The nature of some cyber attacks can also make it difficult to craft a proportional response. How should the U.S. government respond to North Korea’s targeting of American businesses with ransomware? We can’t use conventional force without risking serious escalation; there are already extensive economic sanctions against the nation, so we can’t really turn that dial; North Korea doesn’t have an economy that we can similarly extort in a ransomware tit for tat; but doing nothing only further incentivises the use of ransomware and similar tactics. So what should we do?

Another challenging example — and one that is sure to come up again soon — is how to respond to Russian disinformation campaigns against U.S. citizens? Russia has proven themselves adept at weaponizing the internet and they seem keen on continuing to do it. Their efforts to influence American politics have been well documented by Robert Mueller, and the Russians seem to have used a similar playbook to influence other elections around the world as well. By weaponizing tools like Facebook and Twitter foriegn powers have found powerful propaganda platforms and more direct access to foreign audiences than ever before.

Many little laws were broken along the way, but much of what the Russians did is perfectly legal. For example, Russians crafted websites and sought out original content from controversial American writers. They sold patriotic merchandise like paintings featuring American soldiers, bald eagles, and the American flag, targeting the American right. They also sold merchandise targeting the LGBTQ community and the Black community, especially people interested in the Black Lives Matter movement, targeting the American left. They even helped organize real life political rallies in the United States.

Some crimes were committed: Stealing the DNC’s emails is a crime and Meuller’s office filed many other criminal charges against Russian individuals and entities, including the Internet Research Agency. But these actions — even the legal ones — were fundamentally about making America less stable, less democratic, and less powerful.

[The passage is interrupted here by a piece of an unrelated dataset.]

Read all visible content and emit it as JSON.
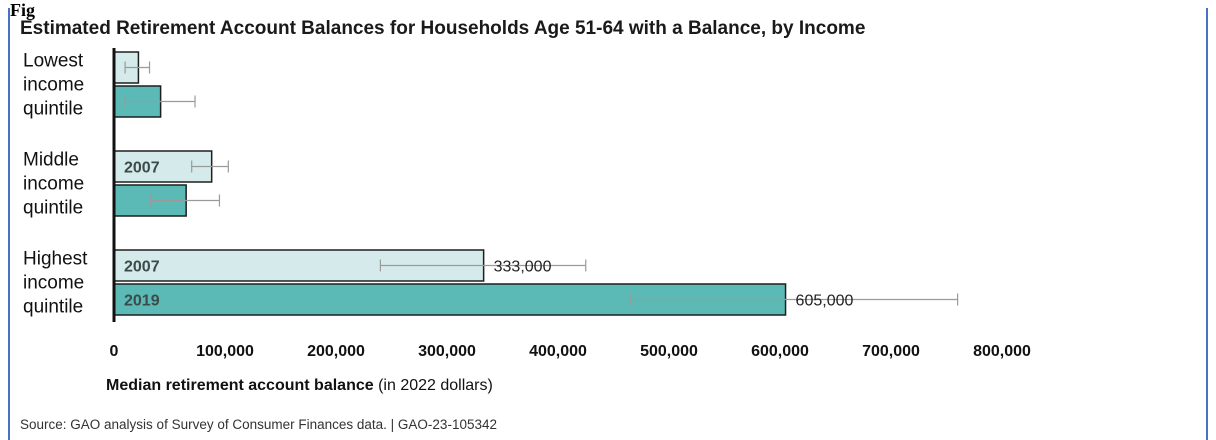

We (and especially our politicians) got ourselves into this mess of outrage and polarization, but Russia is happy to add fuel to the fire.

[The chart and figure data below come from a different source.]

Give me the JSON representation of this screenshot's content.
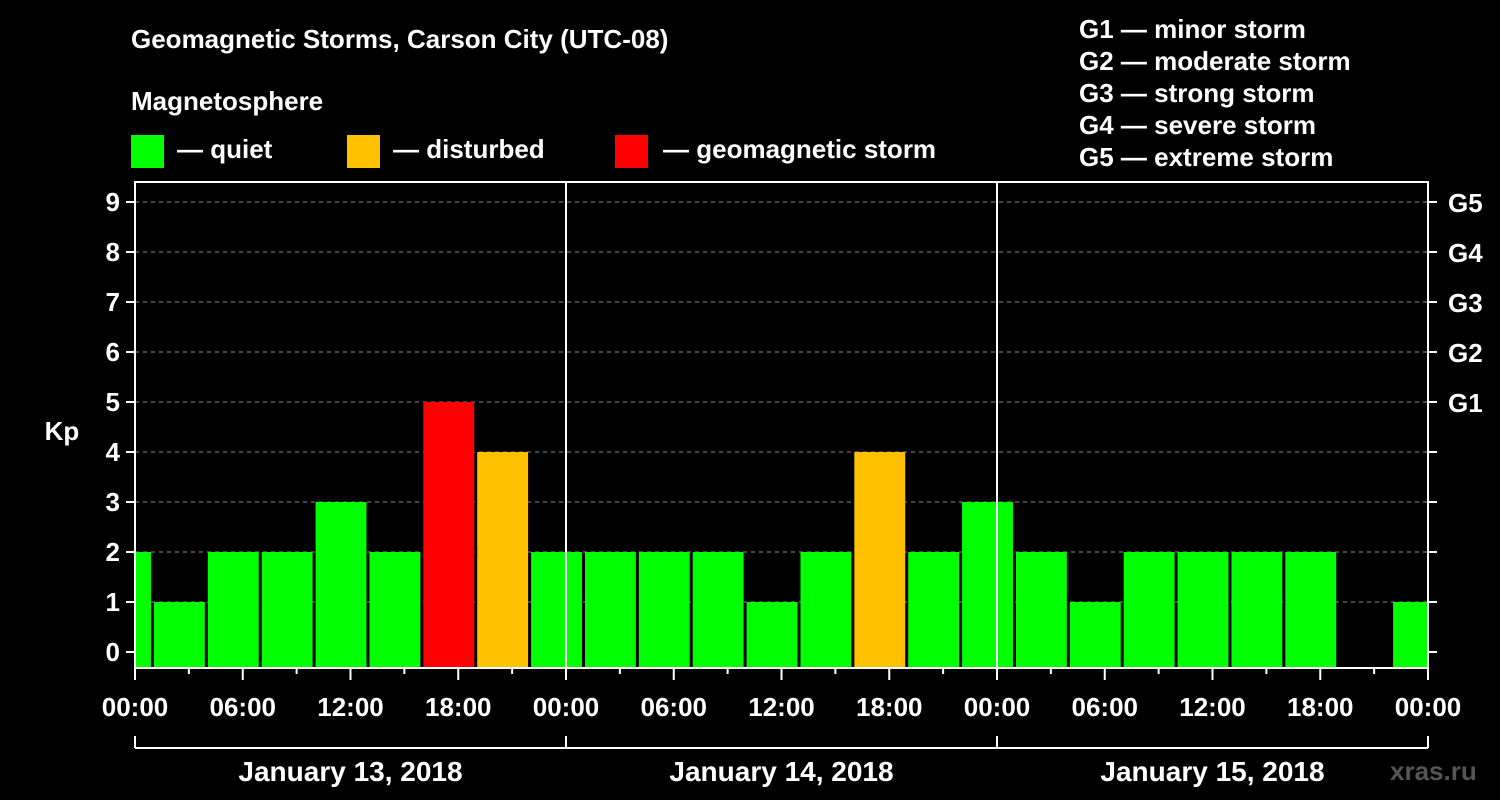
{
  "header": {
    "title": "Geomagnetic Storms, Carson City (UTC-08)",
    "legend_title": "Magnetosphere",
    "legend": [
      {
        "label": "— quiet",
        "color": "#00ff00"
      },
      {
        "label": "— disturbed",
        "color": "#ffc000"
      },
      {
        "label": "— geomagnetic storm",
        "color": "#ff0000"
      }
    ],
    "scale": [
      "G1 — minor storm",
      "G2 — moderate storm",
      "G3 — strong storm",
      "G4 — severe storm",
      "G5 — extreme storm"
    ]
  },
  "watermark": "xras.ru",
  "chart_data": {
    "type": "bar",
    "title": "Geomagnetic Storms, Carson City (UTC-08)",
    "ylabel": "Kp",
    "ylim": [
      0,
      9
    ],
    "yticks": [
      "0",
      "1",
      "2",
      "3",
      "4",
      "5",
      "6",
      "7",
      "8",
      "9"
    ],
    "right_axis": [
      {
        "kp": 5,
        "label": "G1"
      },
      {
        "kp": 6,
        "label": "G2"
      },
      {
        "kp": 7,
        "label": "G3"
      },
      {
        "kp": 8,
        "label": "G4"
      },
      {
        "kp": 9,
        "label": "G5"
      }
    ],
    "x_range_hours": [
      0,
      72
    ],
    "xticks": [
      "00:00",
      "06:00",
      "12:00",
      "18:00",
      "00:00",
      "06:00",
      "12:00",
      "18:00",
      "00:00",
      "06:00",
      "12:00",
      "18:00",
      "00:00"
    ],
    "days": [
      "January 13, 2018",
      "January 14, 2018",
      "January 15, 2018"
    ],
    "colors": {
      "quiet": "#00ff00",
      "disturbed": "#ffc000",
      "storm": "#ff0000"
    },
    "bars": [
      {
        "start_h": 0,
        "end_h": 1,
        "kp": 2,
        "level": "quiet"
      },
      {
        "start_h": 1,
        "end_h": 4,
        "kp": 1,
        "level": "quiet"
      },
      {
        "start_h": 4,
        "end_h": 7,
        "kp": 2,
        "level": "quiet"
      },
      {
        "start_h": 7,
        "end_h": 10,
        "kp": 2,
        "level": "quiet"
      },
      {
        "start_h": 10,
        "end_h": 13,
        "kp": 3,
        "level": "quiet"
      },
      {
        "start_h": 13,
        "end_h": 16,
        "kp": 2,
        "level": "quiet"
      },
      {
        "start_h": 16,
        "end_h": 19,
        "kp": 5,
        "level": "storm"
      },
      {
        "start_h": 19,
        "end_h": 22,
        "kp": 4,
        "level": "disturbed"
      },
      {
        "start_h": 22,
        "end_h": 25,
        "kp": 2,
        "level": "quiet"
      },
      {
        "start_h": 25,
        "end_h": 28,
        "kp": 2,
        "level": "quiet"
      },
      {
        "start_h": 28,
        "end_h": 31,
        "kp": 2,
        "level": "quiet"
      },
      {
        "start_h": 31,
        "end_h": 34,
        "kp": 2,
        "level": "quiet"
      },
      {
        "start_h": 34,
        "end_h": 37,
        "kp": 1,
        "level": "quiet"
      },
      {
        "start_h": 37,
        "end_h": 40,
        "kp": 2,
        "level": "quiet"
      },
      {
        "start_h": 40,
        "end_h": 43,
        "kp": 4,
        "level": "disturbed"
      },
      {
        "start_h": 43,
        "end_h": 46,
        "kp": 2,
        "level": "quiet"
      },
      {
        "start_h": 46,
        "end_h": 49,
        "kp": 3,
        "level": "quiet"
      },
      {
        "start_h": 49,
        "end_h": 52,
        "kp": 2,
        "level": "quiet"
      },
      {
        "start_h": 52,
        "end_h": 55,
        "kp": 1,
        "level": "quiet"
      },
      {
        "start_h": 55,
        "end_h": 58,
        "kp": 2,
        "level": "quiet"
      },
      {
        "start_h": 58,
        "end_h": 61,
        "kp": 2,
        "level": "quiet"
      },
      {
        "start_h": 61,
        "end_h": 64,
        "kp": 2,
        "level": "quiet"
      },
      {
        "start_h": 64,
        "end_h": 67,
        "kp": 2,
        "level": "quiet"
      },
      {
        "start_h": 70,
        "end_h": 72,
        "kp": 1,
        "level": "quiet"
      }
    ]
  }
}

Do these disinformation and propaganda campaigns constitute an act of war? Probably not, but it is clearly in our best interest to give Russia an adequate incentive to stop. If you believe that Russian influence was enough to tip the scales in Donald Trump’s favor — a position that is well within the realm of possibility given how close the election was — then you could argue that Russia effectively succeeded in causing an American regime change. Wars have been fought over much less, and have been fought specifically over regime change in the past.

The U.S. plainly overthrew Saddam Hussein in Iraq, and we tried to do the same thing in the Vietnam war. Our government has also surreptitiously worked towards those ends through propaganda efforts and arms deals. We helped orchestrate coups in Iran and in Chile, for example. Iranians and Chileans are right to consider our efforts towards regime change a violation of their sovereignty, and we’re right to consider Russian efforts a violation of our sovereignty. But what can we do in response… hack Russian voting systems to ensure that votes are counted fairly?

I don’t have the answers, but one thing is clear: As international competition and warfare continue to move into digital ecosystems we need to develop new paradigms to respond to these new threats, unless we want to invite more of the same.